A Tokio, come probabilmente in tutto il Giappone, venivano venduti due giornali: uno era quello approvato dal Sommo Imperatore, che conteneva articoli falsi, dove si parlare del sovrano quasi fosse una divinità gentile e generosa; l’altro era venduto al mercato nero, costava un po’ di più dell’altro, ma dava informazioni vere sulla vita orrenda delle persone, sulle continue violenze che venivano fatte sui giovani e, da qualche tempo, trattava delle rivolte in Hokkaido.

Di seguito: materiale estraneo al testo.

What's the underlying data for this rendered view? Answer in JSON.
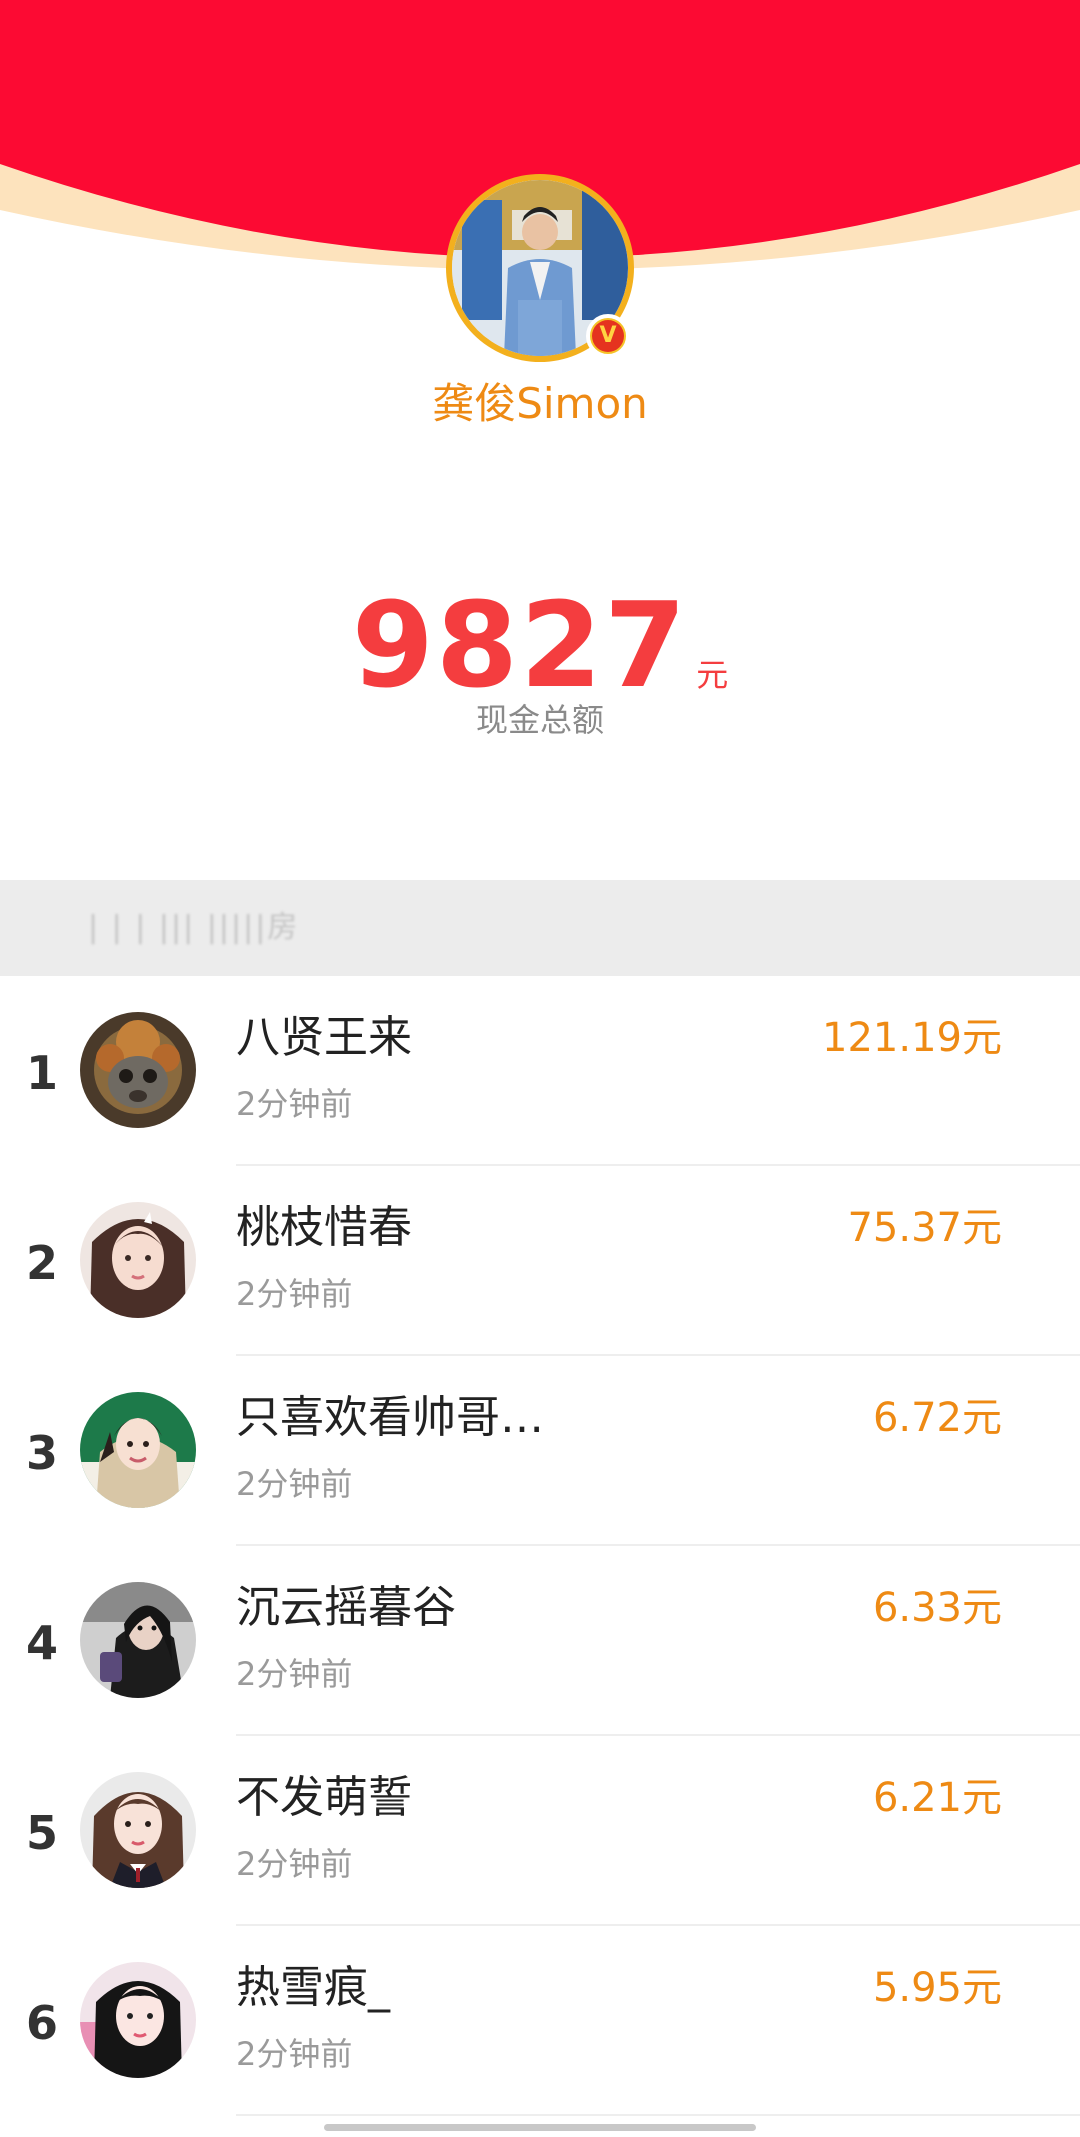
{
  "profile": {
    "name": "龚俊Simon",
    "verified_badge": "V"
  },
  "total": {
    "amount": "9827",
    "unit": "元",
    "label": "现金总额"
  },
  "section": {
    "title": "| | | ||| |||||房"
  },
  "list": [
    {
      "rank": "1",
      "name": "八贤王来",
      "time": "2分钟前",
      "amount": "121.19元"
    },
    {
      "rank": "2",
      "name": "桃枝惜春",
      "time": "2分钟前",
      "amount": "75.37元"
    },
    {
      "rank": "3",
      "name": "只喜欢看帅哥…",
      "time": "2分钟前",
      "amount": "6.72元"
    },
    {
      "rank": "4",
      "name": "沉云摇暮谷",
      "time": "2分钟前",
      "amount": "6.33元"
    },
    {
      "rank": "5",
      "name": "不发萌誓",
      "time": "2分钟前",
      "amount": "6.21元"
    },
    {
      "rank": "6",
      "name": "热雪痕_",
      "time": "2分钟前",
      "amount": "5.95元"
    }
  ],
  "colors": {
    "header_red": "#fc0a33",
    "header_rim": "#fde3bd",
    "accent_orange": "#ee8a14",
    "amount_red": "#f43d3f"
  }
}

Si trovavano in luoghi segreti ai soldati, Shirou il suo l’aveva preso da Taiyo, amico di Shuu, che li vendeva in una vecchia casa abbandonata un po’ fuori dal centro di Tokio.

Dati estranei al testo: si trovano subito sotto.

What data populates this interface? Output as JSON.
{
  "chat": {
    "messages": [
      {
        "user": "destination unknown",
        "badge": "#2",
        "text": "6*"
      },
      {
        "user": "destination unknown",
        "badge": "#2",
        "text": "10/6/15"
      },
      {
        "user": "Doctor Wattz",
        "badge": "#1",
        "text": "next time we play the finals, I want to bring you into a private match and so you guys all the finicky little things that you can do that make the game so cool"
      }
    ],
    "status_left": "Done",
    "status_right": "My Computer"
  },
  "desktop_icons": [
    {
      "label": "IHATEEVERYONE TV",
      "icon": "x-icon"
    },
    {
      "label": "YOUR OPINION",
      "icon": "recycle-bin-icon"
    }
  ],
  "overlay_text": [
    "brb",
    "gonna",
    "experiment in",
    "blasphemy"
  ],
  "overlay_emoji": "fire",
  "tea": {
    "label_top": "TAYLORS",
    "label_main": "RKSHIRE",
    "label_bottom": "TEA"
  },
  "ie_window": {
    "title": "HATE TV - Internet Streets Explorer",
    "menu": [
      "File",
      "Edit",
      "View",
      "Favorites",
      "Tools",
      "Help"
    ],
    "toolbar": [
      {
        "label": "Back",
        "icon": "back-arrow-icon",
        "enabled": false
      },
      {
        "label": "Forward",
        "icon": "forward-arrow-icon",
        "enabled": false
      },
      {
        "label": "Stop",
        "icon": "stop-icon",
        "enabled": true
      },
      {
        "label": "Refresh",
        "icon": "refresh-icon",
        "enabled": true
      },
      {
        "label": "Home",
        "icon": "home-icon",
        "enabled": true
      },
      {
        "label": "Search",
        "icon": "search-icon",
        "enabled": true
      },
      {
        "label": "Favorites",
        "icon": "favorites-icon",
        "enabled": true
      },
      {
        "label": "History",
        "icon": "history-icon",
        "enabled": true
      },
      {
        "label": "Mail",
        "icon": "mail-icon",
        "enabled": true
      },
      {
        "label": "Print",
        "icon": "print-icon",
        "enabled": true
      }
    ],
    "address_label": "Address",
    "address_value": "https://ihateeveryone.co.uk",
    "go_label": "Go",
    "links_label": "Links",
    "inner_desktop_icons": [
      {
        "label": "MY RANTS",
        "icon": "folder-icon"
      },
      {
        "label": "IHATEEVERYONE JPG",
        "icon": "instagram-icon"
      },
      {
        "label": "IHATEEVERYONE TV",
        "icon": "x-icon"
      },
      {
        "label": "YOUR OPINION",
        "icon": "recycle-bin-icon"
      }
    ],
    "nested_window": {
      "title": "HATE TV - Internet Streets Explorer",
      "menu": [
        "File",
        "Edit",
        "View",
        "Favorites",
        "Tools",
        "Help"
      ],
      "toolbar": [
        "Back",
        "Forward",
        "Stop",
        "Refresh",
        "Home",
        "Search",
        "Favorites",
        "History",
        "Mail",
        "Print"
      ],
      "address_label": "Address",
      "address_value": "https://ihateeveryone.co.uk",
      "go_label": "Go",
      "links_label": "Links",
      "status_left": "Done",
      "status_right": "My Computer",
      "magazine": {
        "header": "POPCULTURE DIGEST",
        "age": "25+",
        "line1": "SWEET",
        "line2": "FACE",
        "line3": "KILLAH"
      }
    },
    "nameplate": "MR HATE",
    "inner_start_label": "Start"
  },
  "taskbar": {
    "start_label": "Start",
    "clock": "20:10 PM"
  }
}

-Quando hai finito me lo fai leggere?-
Il diciannovenne sbuffò dopo l’ennesima domanda del ragazzino.
-Shuu sta zitto o ti mando fuori a calci.-
 
Afuro non si sarebbe mai immaginato Tokio in quello stato. Certo, sapeva che il popolo era meno ricchio della sua famiglia, ma lì si parlava di povertà vera e propria. Molte case e condomini avevano l’intonaco scrostato, i piccoli giardini sembravano incolti da anni e in certe case al posto di alcune finestre o porte d’entrata c’erano dei buchi rettangolari, dei ladri potevano entrare facilmente. La cosa che lo aveva lasciato davvero senza parole erano i volti delle persone che camminavano sulle strade rovinate: erano tristi e rassegnati, sembrava che non ci fosse felicità.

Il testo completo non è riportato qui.